# Aluminum boat restoration question



## Cola Boy (Mar 26, 2011)

I am looking to restore an aluminum boat, and my question is the following: Once I have all the old paint removed, what type of primer can I use, and where is it available? I am aware of the two part kit that is sold at West Marine, but it only covers 450sqft and is $80. Anyone ever use the self-etching primer in a spray can, and is the same stuff available in a can to use with my own sprayer?


----------



## SHO-NUFF (May 30, 2011)

Google "BLP" paints in Mobile. They closed the Pensacola store, but have one in Daphne close to the Bass Pro Shop right off the Interstate. 

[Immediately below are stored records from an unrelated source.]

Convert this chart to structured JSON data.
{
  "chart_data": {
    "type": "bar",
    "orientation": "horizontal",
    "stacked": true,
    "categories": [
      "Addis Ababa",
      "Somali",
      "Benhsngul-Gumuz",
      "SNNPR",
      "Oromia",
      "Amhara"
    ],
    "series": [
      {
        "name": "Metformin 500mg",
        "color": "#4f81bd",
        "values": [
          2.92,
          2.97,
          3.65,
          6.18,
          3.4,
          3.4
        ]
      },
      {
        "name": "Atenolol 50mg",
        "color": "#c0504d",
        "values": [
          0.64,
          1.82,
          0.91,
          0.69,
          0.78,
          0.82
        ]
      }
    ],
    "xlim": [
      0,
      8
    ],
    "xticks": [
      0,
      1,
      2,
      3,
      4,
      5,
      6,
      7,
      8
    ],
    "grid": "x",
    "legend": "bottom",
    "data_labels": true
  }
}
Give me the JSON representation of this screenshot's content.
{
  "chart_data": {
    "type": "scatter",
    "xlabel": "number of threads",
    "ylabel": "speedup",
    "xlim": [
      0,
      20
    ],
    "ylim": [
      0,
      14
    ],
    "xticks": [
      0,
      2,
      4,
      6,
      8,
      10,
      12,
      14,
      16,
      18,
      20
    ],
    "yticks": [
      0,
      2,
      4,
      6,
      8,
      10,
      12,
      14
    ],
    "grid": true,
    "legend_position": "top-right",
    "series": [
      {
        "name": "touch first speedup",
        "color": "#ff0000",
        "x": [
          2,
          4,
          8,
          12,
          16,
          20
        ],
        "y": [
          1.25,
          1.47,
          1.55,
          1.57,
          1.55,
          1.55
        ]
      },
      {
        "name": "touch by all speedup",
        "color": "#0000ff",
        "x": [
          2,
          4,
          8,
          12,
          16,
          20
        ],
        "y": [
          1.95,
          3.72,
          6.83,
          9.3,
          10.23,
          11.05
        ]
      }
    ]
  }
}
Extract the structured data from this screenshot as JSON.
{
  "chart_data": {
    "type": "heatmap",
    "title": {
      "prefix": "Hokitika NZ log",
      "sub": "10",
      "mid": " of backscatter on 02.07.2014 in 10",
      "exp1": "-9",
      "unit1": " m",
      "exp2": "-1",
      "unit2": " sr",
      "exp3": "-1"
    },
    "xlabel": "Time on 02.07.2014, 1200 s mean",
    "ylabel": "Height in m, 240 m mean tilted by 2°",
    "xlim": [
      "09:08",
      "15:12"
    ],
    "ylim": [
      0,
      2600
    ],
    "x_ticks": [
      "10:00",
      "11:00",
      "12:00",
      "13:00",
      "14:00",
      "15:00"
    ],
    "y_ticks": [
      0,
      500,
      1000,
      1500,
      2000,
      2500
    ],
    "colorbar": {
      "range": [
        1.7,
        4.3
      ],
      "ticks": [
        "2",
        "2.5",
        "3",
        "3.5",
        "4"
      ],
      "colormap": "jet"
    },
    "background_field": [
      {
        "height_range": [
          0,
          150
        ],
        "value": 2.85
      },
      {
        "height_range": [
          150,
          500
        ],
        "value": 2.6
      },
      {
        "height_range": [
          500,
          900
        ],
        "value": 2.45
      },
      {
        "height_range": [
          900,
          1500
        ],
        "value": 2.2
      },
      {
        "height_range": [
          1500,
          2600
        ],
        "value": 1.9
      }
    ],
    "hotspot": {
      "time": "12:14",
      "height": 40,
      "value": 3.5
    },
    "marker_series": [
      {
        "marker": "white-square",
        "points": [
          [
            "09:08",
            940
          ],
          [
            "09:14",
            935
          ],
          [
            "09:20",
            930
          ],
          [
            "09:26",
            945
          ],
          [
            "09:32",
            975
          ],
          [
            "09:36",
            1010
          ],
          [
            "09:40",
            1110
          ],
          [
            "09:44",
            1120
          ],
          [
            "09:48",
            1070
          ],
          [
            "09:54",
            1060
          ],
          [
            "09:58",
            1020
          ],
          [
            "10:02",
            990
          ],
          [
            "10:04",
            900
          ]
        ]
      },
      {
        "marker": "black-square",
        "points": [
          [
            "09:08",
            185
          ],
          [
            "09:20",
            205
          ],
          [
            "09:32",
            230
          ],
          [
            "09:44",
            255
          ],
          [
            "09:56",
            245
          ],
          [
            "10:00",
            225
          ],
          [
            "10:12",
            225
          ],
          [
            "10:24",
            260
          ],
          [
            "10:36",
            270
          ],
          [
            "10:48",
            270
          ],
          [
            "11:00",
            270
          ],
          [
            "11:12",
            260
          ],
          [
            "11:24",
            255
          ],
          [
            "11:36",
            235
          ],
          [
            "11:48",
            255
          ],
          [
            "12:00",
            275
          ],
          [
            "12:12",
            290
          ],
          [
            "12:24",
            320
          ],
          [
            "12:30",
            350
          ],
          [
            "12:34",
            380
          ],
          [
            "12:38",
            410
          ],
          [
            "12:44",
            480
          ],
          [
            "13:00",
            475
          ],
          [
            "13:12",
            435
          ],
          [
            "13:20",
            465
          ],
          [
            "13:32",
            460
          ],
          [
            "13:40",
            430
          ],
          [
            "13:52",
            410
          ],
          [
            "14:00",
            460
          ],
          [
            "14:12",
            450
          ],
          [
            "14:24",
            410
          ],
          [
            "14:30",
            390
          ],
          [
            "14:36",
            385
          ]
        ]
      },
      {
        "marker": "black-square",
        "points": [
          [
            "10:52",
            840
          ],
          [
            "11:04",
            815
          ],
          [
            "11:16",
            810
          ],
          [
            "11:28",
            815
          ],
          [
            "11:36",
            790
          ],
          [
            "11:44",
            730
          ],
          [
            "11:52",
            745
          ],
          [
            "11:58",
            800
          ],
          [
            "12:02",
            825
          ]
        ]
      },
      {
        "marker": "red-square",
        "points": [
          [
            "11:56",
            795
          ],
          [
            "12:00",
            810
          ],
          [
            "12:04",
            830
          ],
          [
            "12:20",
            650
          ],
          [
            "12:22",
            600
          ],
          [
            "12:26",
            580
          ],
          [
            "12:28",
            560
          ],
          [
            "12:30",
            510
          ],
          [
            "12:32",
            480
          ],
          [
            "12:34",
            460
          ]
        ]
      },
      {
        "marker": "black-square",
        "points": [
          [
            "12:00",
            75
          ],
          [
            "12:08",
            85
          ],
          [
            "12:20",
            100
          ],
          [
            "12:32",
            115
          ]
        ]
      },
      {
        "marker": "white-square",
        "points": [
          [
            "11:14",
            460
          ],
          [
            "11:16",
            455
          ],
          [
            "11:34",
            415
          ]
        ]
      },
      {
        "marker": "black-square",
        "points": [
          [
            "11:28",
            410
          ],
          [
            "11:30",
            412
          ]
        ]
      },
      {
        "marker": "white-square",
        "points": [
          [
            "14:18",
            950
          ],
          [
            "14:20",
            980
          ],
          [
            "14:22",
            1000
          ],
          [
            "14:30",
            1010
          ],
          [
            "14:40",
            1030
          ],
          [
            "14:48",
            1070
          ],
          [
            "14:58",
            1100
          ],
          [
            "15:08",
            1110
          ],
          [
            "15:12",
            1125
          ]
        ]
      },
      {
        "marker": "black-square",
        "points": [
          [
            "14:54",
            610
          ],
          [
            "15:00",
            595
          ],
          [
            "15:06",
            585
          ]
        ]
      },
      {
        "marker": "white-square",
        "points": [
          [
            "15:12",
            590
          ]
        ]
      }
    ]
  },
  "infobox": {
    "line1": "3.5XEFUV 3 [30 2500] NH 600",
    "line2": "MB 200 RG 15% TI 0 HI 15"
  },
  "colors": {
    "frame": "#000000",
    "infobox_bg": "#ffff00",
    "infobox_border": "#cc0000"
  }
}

I restored an old V-hull Jon boat a few years back and used the green self etching primer and a polyurethane topcoat called "Mothane". It has held up way better than expected from heavy saltwater use, sprayed well, and I half-assed prepping the boat.
I bought a gallon of Mothane in a white base color and they gave me black tint I mixed to make a grey color for the inside, and blue tint make a baby blue for the outside.
Its cheap too! Primer, paint and activator was about 65 bucks for all of it.


----------



## Badbagger (Apr 27, 2011)

tinboats.net - a wealth of info and endless reading


----------



## Big Mikes Fiberglass (Sep 23, 2008)

Automotive Painter Supply, located on Pace Blvd. in Pensacola. Phone number is 434-7655 will have everything that you need and will be able to answer any questions that you may have.

Hope this helps,
Big Mike
www.bigmikesfiberglass.com
850-206-4499


----------



## Cola Boy (Mar 26, 2011)

Thanks for the replies. Gonna check out what was posted. :thumbsup:


----------



## brtc (Dec 12, 2011)

I posted an aluminum rebuild in the flounder gigging section. The thread is Alumacraft 1436 gigging build. It may help a little. I used the spray self etching primer, I stripped it with aircraft stripper all the way to the bare aluminum. It took over two weeks to sand it, but it came out looking great in my opinion. If you have any questions, I'll try to help.

http://www.pensacolafishingforum.com/f32/alumacraft-1436-gigging-build-129565/


----------